The vast American landscape that has always inspired American composers, plus the inspiration that opera composers have always drawn from personal letters, combined for ingratiating performances this week by the National Symphony Orchestra of a nearly new song cycle by Kevin Puts.
Three factors helped in the unusually strong success of a new work. One was the performance by veteran American superstar soprano Renée Fleming as painter Georgia O’Keeffe in Puts’ 45-minute composition, The Brightness of Light. American baritone Rod Gilfry was also perfectly cast as the progressively patronizing, romantic and then distant art promoter and photographer, Alfred Steiglitz.
But in particular, it helped that The Brightness of Light is an expansion of an earlier collaboration by Puts and Fleming on Letters from Georgia, which consists entirely of O’Keeffe’s side of the correspondence rather than the back-and-forth in the newer, larger work. The presentation by the NSO, which co-commissioned the work, also took lessons learned from the world premiere of the expanded cycle last summer at Tanglewood.
The NSO decided to project the lyrics as well as relevant painting, photographic and landscape images on a screen behind the orchestra. Such a device can appear precious and trite if the words linger too long on the screen, but opera and art song in English can be paradoxically difficult to understand. And after all, the lyrics in this work consist entirely of the written, rather than spoken, word.

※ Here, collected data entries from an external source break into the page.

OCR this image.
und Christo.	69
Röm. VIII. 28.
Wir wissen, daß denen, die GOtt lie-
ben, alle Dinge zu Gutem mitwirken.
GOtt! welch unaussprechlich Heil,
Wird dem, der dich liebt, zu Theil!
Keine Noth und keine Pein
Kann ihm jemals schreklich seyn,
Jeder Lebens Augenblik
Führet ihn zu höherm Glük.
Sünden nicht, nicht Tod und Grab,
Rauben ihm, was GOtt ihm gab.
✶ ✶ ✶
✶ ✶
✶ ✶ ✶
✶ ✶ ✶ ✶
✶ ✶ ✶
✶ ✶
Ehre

Puts’ tonally oriented music stops just short of being excessive and bombastic by neatly allying itself with the varied themes of the 12 set-pieces that make up The Brightness of Light, with geographic settings ranging from New York City to Taos, New Mexico, and the desert expanding around it. In more soaring passages, the NSO’s now continually improving violin sections helped instill a sense of depth to both what amounted to O’Keeffe’s and Stieglitz’s courtship and romance and the spaciousness of the southwestern US landscape.